La configuración real es un laberinto. Primero debo obtener una clave API gratuita de OpenWeatherMap y localizar las coordenadas GPS exactas de mi casa. Después, en Tasker, debo crear un "perfil" que se ejecute cada día a las 6.45 de la mañana, programar una acción HTTP GET que consulte la citada API meteorológica, mediante una URL compleja que contiene latitud, longitud y clave de autenticación; después tengo que escribir un código JavaScript que analice la respuesta JSON, determine si la probabilidad de lluvia supera el 50%, configurar variables para calcular la hora de alarma adecuada (las 7.00 si no debe llover, las 8.00 si lloverá) y, finalmente, enviar el orden al reloj mediante AutoWear para que cree etiqueta.
Todo este proceso implica navegar por decenas de menús crípticos, activar permisos especiales del sistema (accesibilidad, administración de dispositivos), desactivar el ahorro de batería para todas las aplicaciones implicadas, configurar variables globales de Tasker, programar condiciones lógicas y cruzar los dedos para que la conexión Bluetooth entre el teléfono y el teléfono. Y aun así, si el reloj es de otra marca como Withings, Garmin o incluso un Samsung más antiguo, ya puedes olvidarte: cada ecosistema es una burbuja, incapaz de comunicarse con los demás.

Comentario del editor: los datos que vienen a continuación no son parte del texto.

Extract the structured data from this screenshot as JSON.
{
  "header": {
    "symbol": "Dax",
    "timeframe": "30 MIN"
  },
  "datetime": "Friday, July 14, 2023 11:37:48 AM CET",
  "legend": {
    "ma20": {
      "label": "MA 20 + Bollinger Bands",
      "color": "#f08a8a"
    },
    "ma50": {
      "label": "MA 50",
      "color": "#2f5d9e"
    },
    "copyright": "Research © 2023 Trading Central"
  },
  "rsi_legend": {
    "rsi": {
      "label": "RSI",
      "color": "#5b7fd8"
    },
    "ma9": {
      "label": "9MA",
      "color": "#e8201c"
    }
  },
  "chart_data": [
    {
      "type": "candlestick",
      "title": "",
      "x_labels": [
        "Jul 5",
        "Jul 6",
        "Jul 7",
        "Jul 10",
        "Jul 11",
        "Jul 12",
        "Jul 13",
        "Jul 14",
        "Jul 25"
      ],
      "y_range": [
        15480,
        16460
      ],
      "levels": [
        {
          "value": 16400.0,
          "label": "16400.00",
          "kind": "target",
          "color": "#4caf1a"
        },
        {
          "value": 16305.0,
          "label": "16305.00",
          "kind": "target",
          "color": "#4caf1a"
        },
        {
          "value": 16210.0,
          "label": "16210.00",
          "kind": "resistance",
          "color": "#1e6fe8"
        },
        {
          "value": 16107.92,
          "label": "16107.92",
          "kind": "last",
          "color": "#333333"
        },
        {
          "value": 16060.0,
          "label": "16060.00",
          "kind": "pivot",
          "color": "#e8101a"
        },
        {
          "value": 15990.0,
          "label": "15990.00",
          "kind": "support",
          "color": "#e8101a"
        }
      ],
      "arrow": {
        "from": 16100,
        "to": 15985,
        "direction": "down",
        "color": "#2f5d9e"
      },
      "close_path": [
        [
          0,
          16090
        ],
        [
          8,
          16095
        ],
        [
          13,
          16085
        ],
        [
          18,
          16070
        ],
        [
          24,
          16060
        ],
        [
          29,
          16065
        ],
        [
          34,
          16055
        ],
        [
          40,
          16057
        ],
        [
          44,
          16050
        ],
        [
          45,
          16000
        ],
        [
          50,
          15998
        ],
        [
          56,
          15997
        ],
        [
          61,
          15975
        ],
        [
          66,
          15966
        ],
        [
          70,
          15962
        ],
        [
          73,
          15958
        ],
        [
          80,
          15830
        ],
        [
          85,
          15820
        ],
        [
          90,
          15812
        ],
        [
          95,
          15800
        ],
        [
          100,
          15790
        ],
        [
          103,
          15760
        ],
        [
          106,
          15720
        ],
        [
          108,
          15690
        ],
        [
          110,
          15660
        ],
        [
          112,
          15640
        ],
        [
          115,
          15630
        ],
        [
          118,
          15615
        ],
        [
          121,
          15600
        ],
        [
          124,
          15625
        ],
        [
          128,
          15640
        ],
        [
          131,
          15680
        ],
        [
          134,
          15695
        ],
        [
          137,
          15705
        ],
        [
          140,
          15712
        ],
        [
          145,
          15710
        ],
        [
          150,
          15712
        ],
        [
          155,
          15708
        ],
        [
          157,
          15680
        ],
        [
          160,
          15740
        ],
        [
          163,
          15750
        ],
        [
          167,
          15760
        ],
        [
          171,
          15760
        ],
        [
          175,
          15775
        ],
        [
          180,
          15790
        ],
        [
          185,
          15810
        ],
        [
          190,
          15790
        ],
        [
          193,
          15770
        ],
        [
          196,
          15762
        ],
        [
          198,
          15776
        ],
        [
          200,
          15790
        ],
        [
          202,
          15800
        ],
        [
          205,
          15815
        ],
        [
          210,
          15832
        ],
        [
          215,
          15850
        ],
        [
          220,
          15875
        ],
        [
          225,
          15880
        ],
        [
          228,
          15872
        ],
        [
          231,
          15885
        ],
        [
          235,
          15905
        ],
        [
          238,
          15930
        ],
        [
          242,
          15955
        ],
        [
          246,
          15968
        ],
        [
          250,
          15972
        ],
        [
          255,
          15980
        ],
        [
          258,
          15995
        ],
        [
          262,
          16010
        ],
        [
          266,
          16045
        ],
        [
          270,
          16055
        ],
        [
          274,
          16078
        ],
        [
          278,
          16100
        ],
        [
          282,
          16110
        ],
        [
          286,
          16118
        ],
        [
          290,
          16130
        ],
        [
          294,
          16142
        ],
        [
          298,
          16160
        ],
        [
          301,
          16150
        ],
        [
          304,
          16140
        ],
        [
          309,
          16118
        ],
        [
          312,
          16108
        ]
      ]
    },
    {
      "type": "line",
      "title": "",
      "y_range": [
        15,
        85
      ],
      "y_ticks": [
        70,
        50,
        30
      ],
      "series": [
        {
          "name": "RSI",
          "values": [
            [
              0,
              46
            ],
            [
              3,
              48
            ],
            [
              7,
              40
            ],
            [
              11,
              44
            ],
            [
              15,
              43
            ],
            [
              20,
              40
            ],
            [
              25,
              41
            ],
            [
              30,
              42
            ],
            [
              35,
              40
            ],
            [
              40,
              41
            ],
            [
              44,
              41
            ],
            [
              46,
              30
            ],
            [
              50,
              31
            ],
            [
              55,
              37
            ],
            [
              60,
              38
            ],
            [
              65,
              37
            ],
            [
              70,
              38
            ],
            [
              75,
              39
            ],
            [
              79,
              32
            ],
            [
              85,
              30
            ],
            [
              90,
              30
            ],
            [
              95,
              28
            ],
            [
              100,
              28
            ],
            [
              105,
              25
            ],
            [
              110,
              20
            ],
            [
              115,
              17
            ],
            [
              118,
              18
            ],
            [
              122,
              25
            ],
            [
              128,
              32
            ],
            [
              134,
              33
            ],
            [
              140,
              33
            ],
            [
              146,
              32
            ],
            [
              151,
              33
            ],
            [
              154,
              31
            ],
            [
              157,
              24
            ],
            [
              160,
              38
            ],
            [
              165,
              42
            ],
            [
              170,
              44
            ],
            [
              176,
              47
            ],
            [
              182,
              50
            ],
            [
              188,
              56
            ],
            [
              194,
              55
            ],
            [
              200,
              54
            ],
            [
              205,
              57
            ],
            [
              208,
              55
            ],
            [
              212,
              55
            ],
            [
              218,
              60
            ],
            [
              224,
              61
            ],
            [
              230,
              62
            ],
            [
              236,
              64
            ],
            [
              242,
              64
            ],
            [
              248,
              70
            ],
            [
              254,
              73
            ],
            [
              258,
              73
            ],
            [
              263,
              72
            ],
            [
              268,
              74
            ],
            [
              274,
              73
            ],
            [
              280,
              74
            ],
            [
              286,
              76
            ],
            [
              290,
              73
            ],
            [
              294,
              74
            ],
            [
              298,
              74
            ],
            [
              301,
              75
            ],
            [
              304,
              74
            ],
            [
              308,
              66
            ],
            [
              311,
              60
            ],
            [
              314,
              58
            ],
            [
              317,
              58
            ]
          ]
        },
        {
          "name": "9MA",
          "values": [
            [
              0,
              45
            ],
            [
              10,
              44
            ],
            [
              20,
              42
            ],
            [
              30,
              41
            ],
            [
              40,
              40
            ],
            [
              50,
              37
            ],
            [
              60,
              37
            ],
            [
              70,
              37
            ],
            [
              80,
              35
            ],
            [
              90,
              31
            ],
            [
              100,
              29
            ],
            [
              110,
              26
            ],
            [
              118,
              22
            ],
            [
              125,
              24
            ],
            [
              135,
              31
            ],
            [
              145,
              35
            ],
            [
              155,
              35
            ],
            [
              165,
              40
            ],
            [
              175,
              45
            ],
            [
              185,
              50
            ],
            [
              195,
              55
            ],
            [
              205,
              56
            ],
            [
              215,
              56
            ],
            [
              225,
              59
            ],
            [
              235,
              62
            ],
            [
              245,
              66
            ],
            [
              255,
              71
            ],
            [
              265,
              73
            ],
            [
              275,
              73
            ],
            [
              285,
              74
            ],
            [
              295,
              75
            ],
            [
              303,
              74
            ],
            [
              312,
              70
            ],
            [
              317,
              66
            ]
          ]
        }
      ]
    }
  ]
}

Este laberinto tecnológico revela una paradoja frustrante: cuanto más sofisticadas se vuelven las tecnologías, más evidencian su incapacidad para funcionar en el mundo real, lleno de incompatibilidades, estándares diferentes y ecosistemas que no se hablan entre ellos. La IA puede escribir poesía, generar imágenes espectaculares y mantener conversaciones aparentemente coherentes, pero fracasa estrepitosamente cuando debe interactuar con dispositivos que no pertenecen a su propio jardín cerrado.

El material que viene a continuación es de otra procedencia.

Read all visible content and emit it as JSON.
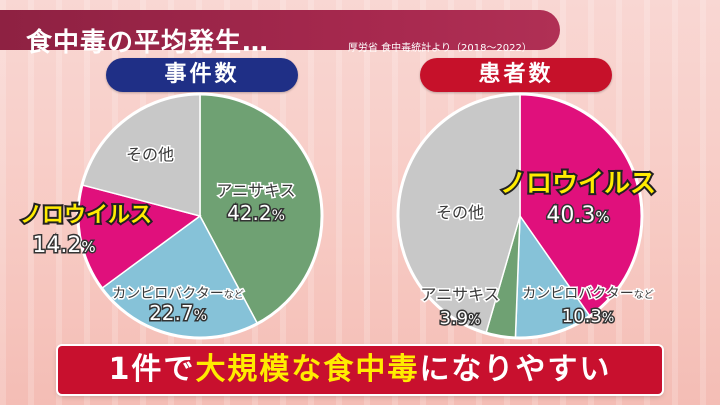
{
  "title": "食中毒の平均発生…",
  "source": "厚労省 食中毒統計より（2018〜2022）",
  "chart_data": [
    {
      "type": "pie",
      "title": "事件数",
      "slices": [
        {
          "label": "アニサキス",
          "value": 42.2,
          "value_text": "42.2",
          "unit": "%",
          "color": "#6fa173",
          "highlight": false,
          "small_text": ""
        },
        {
          "label": "カンピロバクター",
          "value": 22.7,
          "value_text": "22.7",
          "unit": "%",
          "color": "#86c2d8",
          "highlight": false,
          "small_text": "など"
        },
        {
          "label": "ノロウイルス",
          "value": 14.2,
          "value_text": "14.2",
          "unit": "%",
          "color": "#e0107c",
          "highlight": true,
          "small_text": ""
        },
        {
          "label": "その他",
          "value": 20.9,
          "value_text": "",
          "unit": "",
          "color": "#c8c8c8",
          "highlight": false,
          "small_text": ""
        }
      ]
    },
    {
      "type": "pie",
      "title": "患者数",
      "slices": [
        {
          "label": "ノロウイルス",
          "value": 40.3,
          "value_text": "40.3",
          "unit": "%",
          "color": "#e0107c",
          "highlight": true,
          "small_text": ""
        },
        {
          "label": "カンピロバクター",
          "value": 10.3,
          "value_text": "10.3",
          "unit": "%",
          "color": "#86c2d8",
          "highlight": false,
          "small_text": "など"
        },
        {
          "label": "アニサキス",
          "value": 3.9,
          "value_text": "3.9",
          "unit": "%",
          "color": "#6fa173",
          "highlight": false,
          "small_text": ""
        },
        {
          "label": "その他",
          "value": 45.5,
          "value_text": "",
          "unit": "",
          "color": "#c8c8c8",
          "highlight": false,
          "small_text": ""
        }
      ]
    }
  ],
  "banner": {
    "parts": [
      {
        "text": "1件で",
        "yellow": false
      },
      {
        "text": "大規模な食中毒",
        "yellow": true
      },
      {
        "text": "になりやすい",
        "yellow": false
      }
    ]
  }
}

El resultado es que, a pesar de disponer de asistentes que presumen de entender el lenguaje natural y de prever nuestras necesidades, somos incapaces de programar tareas elementales sin convertirnos en ingenieros de sistemas. La IA puede simular conversaciones humanas con una fluidez asombrosa, pero no puede configurar una alarma basada en el pronóstico del tiempo si el usuario no domina conceptos como APIs REST, análisis JSON, programación condicional y protocolos de comunicación entre dispositivos.
Naturalmente, mis dos ejemplos no son más que problemas del Primer Mundo, del todo secundarios. Pero mientras las tecnológicas siguen vendiéndonos la promesa de una vida más cómoda y automatizada, la verdadera inteligencia artificial, aquella que realmente mejore nuestras vidas sin complicarlas, todavía está lejos de ser realidad. Mientras tanto, tendré que seguir apagando manualmente los altavoces cuando empiecen las noticias de deportes y confiar en la previsión del tiempo de la tarde anterior para poner el despertador.